When running write I/Os on an SSD over a sustained period of time, the write history evolves and a change in performance becomes evident. The latency changes on each read or write I/O never return to a level of consistency as delivered in the FOB state. Therefore, the solution is to deliver consistent I/O responses and more predictable, efficient I/O access across the system to reduce potential bottlenecks and help improve end-user productivity. From a TCO perspective, I/O consistency and predictability helps reduce overall power consumption and associated cooling costs, as well as maintenance and support costs.

Log Dumps:
All metadata changes within the Flash Translation Layer (FTL) are logged in device memory, SRAM or DRAM. Once this buffer is saturated, these changes are flushed into persistent media. The time between log dumps depends on the workloads, background garbage collection, trim operations, etc. In order to assure that a log dump will not delay incoming commands, methods are required to stop, resume and force log dumps for the host.

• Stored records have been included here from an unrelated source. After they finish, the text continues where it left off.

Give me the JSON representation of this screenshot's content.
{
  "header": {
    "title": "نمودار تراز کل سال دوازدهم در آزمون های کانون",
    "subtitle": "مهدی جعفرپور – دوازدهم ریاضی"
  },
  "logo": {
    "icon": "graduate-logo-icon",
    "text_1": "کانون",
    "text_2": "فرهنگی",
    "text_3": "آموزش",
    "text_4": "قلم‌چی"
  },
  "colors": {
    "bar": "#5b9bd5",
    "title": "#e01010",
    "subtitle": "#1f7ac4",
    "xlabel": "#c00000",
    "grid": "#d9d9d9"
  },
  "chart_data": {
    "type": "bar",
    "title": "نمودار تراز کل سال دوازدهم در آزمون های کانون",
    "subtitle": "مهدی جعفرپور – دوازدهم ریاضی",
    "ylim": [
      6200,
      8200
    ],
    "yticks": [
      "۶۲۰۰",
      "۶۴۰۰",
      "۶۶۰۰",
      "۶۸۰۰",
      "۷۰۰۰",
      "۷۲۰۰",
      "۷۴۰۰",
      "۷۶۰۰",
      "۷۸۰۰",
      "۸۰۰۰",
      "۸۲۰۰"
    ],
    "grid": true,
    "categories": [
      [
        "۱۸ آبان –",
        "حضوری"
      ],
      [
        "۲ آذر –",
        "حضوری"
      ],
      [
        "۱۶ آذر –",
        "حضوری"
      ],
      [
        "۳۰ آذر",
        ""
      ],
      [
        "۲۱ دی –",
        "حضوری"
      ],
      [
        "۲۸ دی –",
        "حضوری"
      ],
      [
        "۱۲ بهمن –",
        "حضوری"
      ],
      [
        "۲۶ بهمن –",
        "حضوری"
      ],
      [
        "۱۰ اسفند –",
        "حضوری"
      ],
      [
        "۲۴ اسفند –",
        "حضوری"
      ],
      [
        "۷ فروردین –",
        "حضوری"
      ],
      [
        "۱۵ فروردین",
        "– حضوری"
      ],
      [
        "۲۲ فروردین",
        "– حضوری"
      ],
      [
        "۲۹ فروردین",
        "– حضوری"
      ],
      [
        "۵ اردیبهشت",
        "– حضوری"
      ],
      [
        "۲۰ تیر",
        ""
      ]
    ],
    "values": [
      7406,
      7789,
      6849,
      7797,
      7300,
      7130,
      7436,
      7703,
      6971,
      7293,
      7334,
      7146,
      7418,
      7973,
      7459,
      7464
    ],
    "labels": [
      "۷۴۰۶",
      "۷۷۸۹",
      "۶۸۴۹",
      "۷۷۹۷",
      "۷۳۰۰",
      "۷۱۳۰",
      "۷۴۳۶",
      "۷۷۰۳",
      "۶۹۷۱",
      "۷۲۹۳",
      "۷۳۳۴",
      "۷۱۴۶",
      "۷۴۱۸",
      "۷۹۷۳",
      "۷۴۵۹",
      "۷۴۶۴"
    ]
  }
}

To achieve the best performance, the SSD controller logs all ongoing changes of write commands and for each measured time, dumps the changes to NAND flash memory. During this dump process, the controller is occupied and may cause delays to other commands resulting in performance spikes.

Write Cliffs:
A write cliff occurs when NAND flash memory erasures become slower to perform than actual write (program) operations resulting in performance drops and degradation of write operations. This means that if enough write operations are performed, eventually any finite overprovisioned buffer space will be exhausted and at that point, write operations MUST BE slowed down to the speed of the erasures.

The write cliff effect is most commonly seen in unmanaged SSDs once they’ve been operating for a period of time and occurs when all of the flash cells within an individual SSD have been written to at least once. As part of the Read-Erase- Write process, incoming data is buffered until the flash cell it is destined to be written to has been erased and the new data, along with any retained data (if the page is partially filled), is rewritten back to the flash cell.

Author’s Note: only entire pages can be deleted, not portions, which is why new data that includes partially filled retained data are rewritten back to the flash cell.

The write cliff causes degradation in write performance and often in overall performance (depending on the queue depth). The Figure 1 graph depicts the write cliff when a 480GB capacity Saber 1000 HMS SSD reaches full capacity of writes.